With the end of the war and a provisional peace treaty signed in 1782, Sir Guy Carleton, the acting commander of British forces, refused to abandon black loyalists to a life of slavery in the newly independent nation. In New York, Carleton created a “Book of Negroes,” a registry of 3,000 blacks that included details of the enslavement, escape, name of the slave’s owner and service to the British. If a claim was believed, an individual received a certificate granting passage from New York City. The freed slave’s owner was to be compensated for his loss, although historians doubt the British government made good on this commitment. In 1788, most of the blacks on this registry, along with 27,000 white loyalists, were transported to Nova Scotia, where they began a new life.
In Nova Scotia, few blacks received the land promised to them and were forced by economic necessity to work as farmhands and domestics for white loyalists, many of whom were former slave owners. After seven years of scratching out a living in an often bitterly cold and socially hostile environment, approximately one-third of the black settlers accepted an offer from a British company and relocated to the west African country of Sierra Leone, where they helped establish the community of Freetown.
In the aftermath of the Revolutionary War, about 15,000 black men, women and children sailed from New York, Charleston and Savannah. Of those, free blacks (and their families) who served the British Army were taken to Nova Scotia or England. However, blacks who had been slaves of Loyalist plantation owners were sent to Florida, Jamaica and Nassau, where they were re-enslaved under new masters. Thousands of other blacks who sought freedom with the British during the war died of disease, especially smallpox.
Many blacks who fought in the Continental Army and state militias were granted freedom after the war. However, others were returned to involuntary servitude by slave owners who reneged on promises to exchange military service for freedom. In 1792, the lone institution in American society that offered anything close to racial equality – the military – limited service exclusively to white males.
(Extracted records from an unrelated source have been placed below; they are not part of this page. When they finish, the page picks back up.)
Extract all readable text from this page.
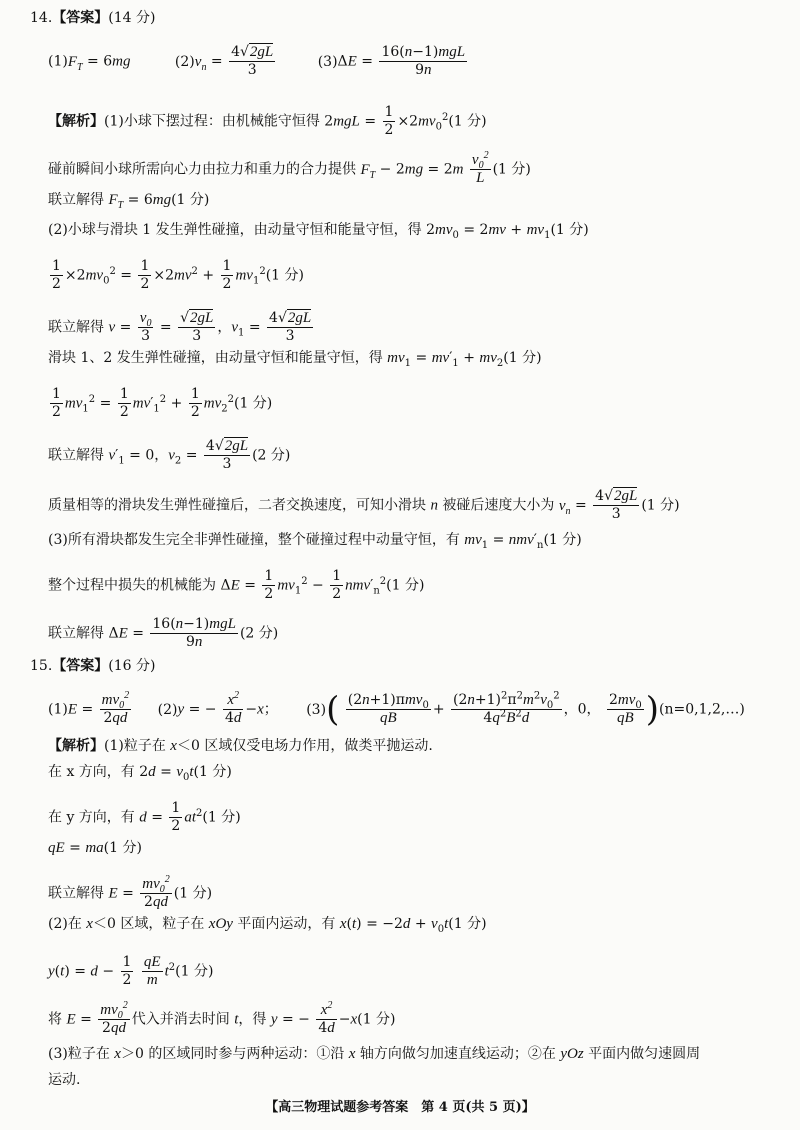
14.【答案】(14 分)
$(1)F_T = 6mg$	$(2)v_n = \frac{4√2gL}{3}$	$(3)\Delta E = \frac{\text{16(n−1)mgL}}{9n}$
【解析】(1)小球下摆过程：由机械能守恒得 $2mgL = \frac{1}{2} \times 2mv_0^2(1$ 分)
碰前瞬间小球所需向心力由拉力和重力的合力提供 $F_T - 2mg = 2m \frac{v_0^2}{L} (1$ 分)
联立解得 $F_T = 6mg(1$ 分)
(2)小球与滑块 1 发生弹性碰撞，由动量守恒和能量守恒，得 $2mv_0 = 2mv + mv_1(1$ 分)
$\frac{1}{2} \times 2mv_0^2 = \frac{1}{2} \times 2mv^2 + \frac{1}{2} mv_1^2(1$ 分)
联立解得 $v = \frac{v_0}{3} = \frac{√2gL}{3}$ ，$v_1 = \frac{4√2gL}{3}$
滑块 1、2 发生弹性碰撞，由动量守恒和能量守恒，得 $mv_1 = mv'_1 + mv_2(1$ 分)
$\frac{1}{2} mv_1^2 = \frac{1}{2} mv'_1^2 + \frac{1}{2} mv_2^2(1$ 分)
联立解得 $v'_1 = 0$，$v_2 = \frac{4√2gL}{3} (2$ 分)
质量相等的滑块发生弹性碰撞后，二者交换速度，可知小滑块 n 被碰后速度大小为 $v_n = \frac{4√2gL}{3} (1$ 分)
(3)所有滑块都发生完全非弹性碰撞，整个碰撞过程中动量守恒，有 $mv_1 = nmv'_n(1$ 分)
整个过程中损失的机械能为 $\Delta E = \frac{1}{2} mv_1^2 - \frac{1}{2} nmv'_n^2(1$ 分)
联立解得 $\Delta E = \frac{\text{16(n−1)mgL}}{9n} (2$ 分)
15.【答案】(16 分)
$(1)E = \frac{mv_0^2}{2qd} (2)y$ = − $\frac{x^2}{4d} -x$； $(3)( \frac{(2n+1)\pi mv_0}{qB} + \frac{(2n+1)^2\pi^2m^2v_0^2}{4q^2B^2d}$ ，0， $\frac{2mv_0}{qB}$ )(n=0,1,2,…)
【解析】(1)粒子在 x＜0 区域仅受电场力作用，做类平抛运动.
在 x 方向，有 $2d = v_0t(1$ 分)
在 y 方向，有 $d = \frac{1}{2} at^2(1$ 分)
qE = ma(1 分)
联立解得 $E = \frac{mv_0^2}{2qd} (1$ 分)
(2)在 x＜0 区域，粒子在 xOy 平面内运动，有 $x(t) = -2d + v_0t(1$ 分)
$y(t) = d - \frac{1}{2}$
$\frac{qE}{m} t^2(1$ 分)
将 $E = \frac{mv_0^2}{2qd}$ 代入并消去时间 t，得 y = − $\frac{x^2}{4d} -x(1$ 分)
(3)粒子在 x＞0 的区域同时参与两种运动：①沿 x 轴方向做匀加速直线运动；②在 yOz 平面内做匀速圆周
运动.
【高三物理试题参考答案　第 4 页(共 5 页)】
Kait Picco notes blacks discovered that both the American and British armies enlisted their service for the sole purpose of winning the war and “not to enact social change.”
While social change may not have been a goal of the Continental Army and naval forces in recruiting black soldiers and sailors, the Revolutionary War gave a significant boost to fledgling anti-slavery movements. Historian John Hope Franklin states “that it was no mere coincidence” that when the Battle of Lexington was fought, some of the first anti-slavery organizations were formulating plans for action.
Even before the end of the Revolutionary War, Pennsylvania made provisions to gradually abolish slavery. After the conflict, anti-slavery groups were formed in every state from Massachusetts to Virginia. Some of these organizations sought to abolish the slave trade while others worked to prevent the deportation of blacks from their states.
In 1787, the Northwest Ordinance – which created the Northwest Territory and later became the states of Ohio, Indiana, Illinois, Michigan and Wisconsin – stated, “There shall be neither slavery not involuntary servitude in said territory.”
Recalling the struggle with England for independence, Pennsylvanians said that as gratitude for the colonists’ victory, they were extending a measure of their freedom to others “who though of a different color, are the work of the same Almighty hand.”
George J. Bryjak lives in Bloomingdale, retired after 24 years of teaching sociology at the University of San Diego.